Für die mazedonische Regierung war die Polizeiaktion in Brodec "sehr erfolgreich", wie Innenministerin Gordana Jankulovska sagte. Weder unter der Zivilbevölkerung noch bei der Polizei habe es Verletzte gegeben. Es seien unter anderem Raketenwerfer, Flugabwehrkanonen, Anti-Panzerminen, Artilleriegranaten sowie unzählige Handgranaten und automatischen Waffen gefunden worden. "Die Kriminellen hätten damit jede Stadt oder Institution angreifen können - es war einen Provokation für das Land", so Jankulovska.
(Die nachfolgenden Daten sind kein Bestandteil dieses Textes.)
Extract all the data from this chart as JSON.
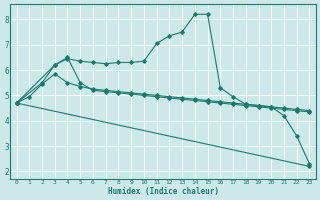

Das massive Vorgehen der Einsatzkräfte rechtfertige die Innenministerin mit der immensen Menge an Waffen und damit, dass sofort das Feuer auf die Polizei eröffnet worden sei. Die sechs Getöteten und 13 Verhafteten bezeichnete sie als "Terroristen". Nach Medienberichten war der Kern der Gruppe im August aus einem Gefängnis im Kosovo ausgebrochen und seitdem untergetaucht.



Ali Ahmeti, Vorsitzender der mazedonischen Albanerpartei "Demokratische Union für Integration" / Norbert Rütsche, n-ost

Ali Ahmeti, Chef der "Demokratischen Union für Integration" (DUI), dagegen sagte, die wirklichen Kriminellen seien nicht festgenommen worden, dafür sei in Brodec das "Blut von Unschuldigen" geflossen. Die Aktion sei ein Versuch gewesen, "die Albaner in Mazedonien und in der ganzen Region in Verruf zu bringen" und sie als Terroristen darzustellen. Die DUI ist die größte Albanerpartei Mazedoniens und seit den Wahlen im letzten Jahr in der Opposition. Ahmeti warnte davor, dass als Folge des Zwischenfalls das Vertrauen zwischen Mazedoniern und Albanern im Staat Schaden nehmen könnte. Gut 25 Prozent der rund zwei Millionen Einwohner Mazedoniens sind ethnische Albaner. 



Menduh Thaci, Vorsitzender der mazedonischen "Demokratischen Partei der Albaner". / Norbert Rütschen, n-ost

Menduh Thaci, Vorsitzender der an der Regierung beteiligten "Demokratischen Partei der Albaner" (DPA) verteidigte die Polizeiaktion. Gleichzeitig machte er deutlich, dass er eine Verbindung zwischen den Ereignissen in Brodec und den laufenden Verhandlungen um den Kosovo-Status vermutet. Er sagte, gewisse Kräfte wollten zeigen, "dass das albanische Volk dauernd Unruhe stiftet" und erwähnte dabei "Serben und Russen und viele Albaner, die diesen Feinden helfen". Der Politexperte Dane Taleski vom Institut für Demokratie in Skopje wollte nicht spekulieren, wer hinter den Vorfällen steckt. Doch für ihn gibt es keinen Zweifel, dass es vor allem der serbischen Seite nützt, "wenn Albaner aus dem Kosovo in Mazedonien Probleme machen".